Ketua Dewan Kehormatan Penyelenggara Pemilu (DKKP), Jimly Asshiddiqie (tengah) memimpin sidang putusan terkait kode etik penyelanggara pemilu yang dilaporkan oleh Prabowo-Hatta Rajasa, di Gedung Kementerian Agama, Jakarta, 21 Agustus s2014. DKKP memutuskan bahwa KPU dan Bawaslu tidak terbukti melakukan pelanggaran. TEMPO/Imam Sukamto
TEMPO.CO , Jakarta: Ketua Dewan Kehormatan Penyelenggara Pemilu, Jimly Asshiddiqie, menyayangkan konflik yang terjadi antara Koalisi Pro Prabowo dan Koalisi Pro Jokowi, khususnya yang terjadi di DPR akhir-akhir ini.
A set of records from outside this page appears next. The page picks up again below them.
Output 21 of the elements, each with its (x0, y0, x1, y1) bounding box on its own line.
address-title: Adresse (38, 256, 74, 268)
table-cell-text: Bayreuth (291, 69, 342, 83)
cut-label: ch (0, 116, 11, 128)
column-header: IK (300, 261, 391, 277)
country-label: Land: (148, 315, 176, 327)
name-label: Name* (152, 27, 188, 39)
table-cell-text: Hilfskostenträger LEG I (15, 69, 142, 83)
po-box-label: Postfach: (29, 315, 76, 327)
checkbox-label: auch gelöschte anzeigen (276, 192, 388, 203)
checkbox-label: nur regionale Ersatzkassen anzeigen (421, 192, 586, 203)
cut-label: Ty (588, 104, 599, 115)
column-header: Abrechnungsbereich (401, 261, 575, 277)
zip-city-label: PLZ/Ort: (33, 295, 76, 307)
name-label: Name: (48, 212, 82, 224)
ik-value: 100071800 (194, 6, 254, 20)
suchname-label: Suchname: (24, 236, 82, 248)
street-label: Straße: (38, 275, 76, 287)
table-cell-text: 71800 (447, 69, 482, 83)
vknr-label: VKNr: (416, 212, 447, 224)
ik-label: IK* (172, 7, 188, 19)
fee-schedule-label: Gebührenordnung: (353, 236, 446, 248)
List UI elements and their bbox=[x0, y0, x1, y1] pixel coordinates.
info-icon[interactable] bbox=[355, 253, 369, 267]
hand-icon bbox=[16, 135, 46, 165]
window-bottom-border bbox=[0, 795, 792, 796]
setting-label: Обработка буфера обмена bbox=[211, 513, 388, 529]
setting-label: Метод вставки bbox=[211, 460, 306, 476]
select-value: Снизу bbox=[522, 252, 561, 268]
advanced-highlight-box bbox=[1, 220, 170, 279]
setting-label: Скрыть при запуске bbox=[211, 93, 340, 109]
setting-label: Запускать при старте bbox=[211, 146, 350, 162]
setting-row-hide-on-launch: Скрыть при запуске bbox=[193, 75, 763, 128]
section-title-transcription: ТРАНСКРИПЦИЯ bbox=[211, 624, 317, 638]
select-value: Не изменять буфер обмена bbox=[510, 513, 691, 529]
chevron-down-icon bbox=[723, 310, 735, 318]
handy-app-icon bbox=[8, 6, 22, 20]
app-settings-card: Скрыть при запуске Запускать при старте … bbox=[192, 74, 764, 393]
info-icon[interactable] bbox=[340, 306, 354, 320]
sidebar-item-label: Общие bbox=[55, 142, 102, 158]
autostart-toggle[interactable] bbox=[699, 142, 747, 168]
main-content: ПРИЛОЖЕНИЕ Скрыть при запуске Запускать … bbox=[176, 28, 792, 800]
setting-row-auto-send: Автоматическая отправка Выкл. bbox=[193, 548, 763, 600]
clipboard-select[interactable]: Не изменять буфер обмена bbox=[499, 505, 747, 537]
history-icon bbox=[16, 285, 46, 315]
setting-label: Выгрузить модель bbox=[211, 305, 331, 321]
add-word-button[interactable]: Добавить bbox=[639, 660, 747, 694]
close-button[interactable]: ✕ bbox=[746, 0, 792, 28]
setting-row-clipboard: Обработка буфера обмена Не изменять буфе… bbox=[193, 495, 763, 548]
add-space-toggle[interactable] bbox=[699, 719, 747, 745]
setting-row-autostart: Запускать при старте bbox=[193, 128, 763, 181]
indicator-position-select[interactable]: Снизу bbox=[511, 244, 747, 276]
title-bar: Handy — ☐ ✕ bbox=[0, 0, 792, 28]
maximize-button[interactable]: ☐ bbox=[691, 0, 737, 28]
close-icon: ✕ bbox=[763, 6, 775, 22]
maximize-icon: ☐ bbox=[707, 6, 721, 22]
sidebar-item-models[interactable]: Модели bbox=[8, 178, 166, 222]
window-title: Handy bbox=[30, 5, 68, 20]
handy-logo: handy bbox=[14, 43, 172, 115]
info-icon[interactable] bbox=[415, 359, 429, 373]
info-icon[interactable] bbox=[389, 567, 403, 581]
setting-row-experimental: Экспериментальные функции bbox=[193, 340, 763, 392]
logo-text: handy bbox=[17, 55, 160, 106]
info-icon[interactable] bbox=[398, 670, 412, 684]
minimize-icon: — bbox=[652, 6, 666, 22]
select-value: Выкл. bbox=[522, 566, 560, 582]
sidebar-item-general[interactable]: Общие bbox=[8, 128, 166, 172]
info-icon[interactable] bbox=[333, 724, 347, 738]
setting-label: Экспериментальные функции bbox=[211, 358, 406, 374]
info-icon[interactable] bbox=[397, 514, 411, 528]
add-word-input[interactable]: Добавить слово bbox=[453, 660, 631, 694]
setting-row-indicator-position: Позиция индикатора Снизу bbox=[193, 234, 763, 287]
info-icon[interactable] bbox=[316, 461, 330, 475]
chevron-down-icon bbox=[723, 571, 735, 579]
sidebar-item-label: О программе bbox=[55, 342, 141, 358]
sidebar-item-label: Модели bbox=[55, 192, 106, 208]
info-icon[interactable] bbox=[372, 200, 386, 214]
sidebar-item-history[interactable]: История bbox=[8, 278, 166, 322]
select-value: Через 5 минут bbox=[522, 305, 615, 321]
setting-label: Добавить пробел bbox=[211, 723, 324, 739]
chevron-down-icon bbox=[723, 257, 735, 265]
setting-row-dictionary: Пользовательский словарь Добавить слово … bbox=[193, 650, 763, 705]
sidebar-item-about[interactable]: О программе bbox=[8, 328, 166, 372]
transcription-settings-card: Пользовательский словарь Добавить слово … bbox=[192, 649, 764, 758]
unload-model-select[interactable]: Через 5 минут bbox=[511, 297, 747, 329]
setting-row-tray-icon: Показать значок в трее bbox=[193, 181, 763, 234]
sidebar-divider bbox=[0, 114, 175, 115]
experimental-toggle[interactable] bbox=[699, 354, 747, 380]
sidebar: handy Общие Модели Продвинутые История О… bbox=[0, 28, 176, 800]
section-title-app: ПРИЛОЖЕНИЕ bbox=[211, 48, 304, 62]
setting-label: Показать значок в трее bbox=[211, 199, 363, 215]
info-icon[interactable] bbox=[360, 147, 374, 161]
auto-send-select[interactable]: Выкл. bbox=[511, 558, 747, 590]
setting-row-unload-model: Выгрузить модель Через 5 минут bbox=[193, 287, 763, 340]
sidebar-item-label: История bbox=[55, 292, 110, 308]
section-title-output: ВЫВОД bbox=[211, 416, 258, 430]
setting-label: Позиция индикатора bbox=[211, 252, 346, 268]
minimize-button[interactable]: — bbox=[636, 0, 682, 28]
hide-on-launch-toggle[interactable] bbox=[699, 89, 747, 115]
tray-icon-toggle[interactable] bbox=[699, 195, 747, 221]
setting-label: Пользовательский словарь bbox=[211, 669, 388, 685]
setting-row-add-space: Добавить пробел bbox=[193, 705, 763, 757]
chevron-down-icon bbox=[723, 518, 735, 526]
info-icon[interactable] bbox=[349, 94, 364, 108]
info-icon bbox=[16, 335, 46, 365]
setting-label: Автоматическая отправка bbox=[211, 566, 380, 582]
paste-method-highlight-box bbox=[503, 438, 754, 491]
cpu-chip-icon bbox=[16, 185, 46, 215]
Menurut Jimly, gejala divided government biasa terjadi dalam sistem presidensil di seluruh dunia, seperti yang terjadi di Amerika Serikat selama 2,5 abad. Namun, perekonomian mereka tetap maju. (Baca; Jokowi Ajak DPR Jaga Persatuan)
"Tapi jika pengelompokan struktural ini terus dipelihara, akan memberi dampak buruk bagi pendidikan masyarakat," kata Jimly dalam rilis yang diterima Tempo, Kamis malam, 31 Oktober 2014.
DKPP, kata Jimly, sebenarnya hanya mengurusi persoalan etika dan integritas penyelenggaraan pemilu. "Tapi melihat kelanjutan hasil pemilu sekarang, ini juga menjadi tanggung jawab kami." (Baca; Tokoh-tokoh Koalisi Bertemu, DPR Tetap Ricuh )
Hal yang menjadi sorotan mantan ketua Mahkamah Konstitusi ini adalah terbentuknya Pimpinan DPR tandingan oleh Koalisi Pro Jokowi pada Rabu, 29 Oktober 2014, lantaran kecewa dengan sikap koalisi Prabowo yang menguasai seluruh alat kelengkapan legislatif.
Ketua Fraksi Partai Nasional Demokrat, Victor Laiskodat, mengatakan pimpinan DPR tandingan dibentuk sebagai bentuk mosi tidak percaya kepada pimpinan DPR yang menunjukkan upaya menjegal dan menghambat pemerintahan Jokowi.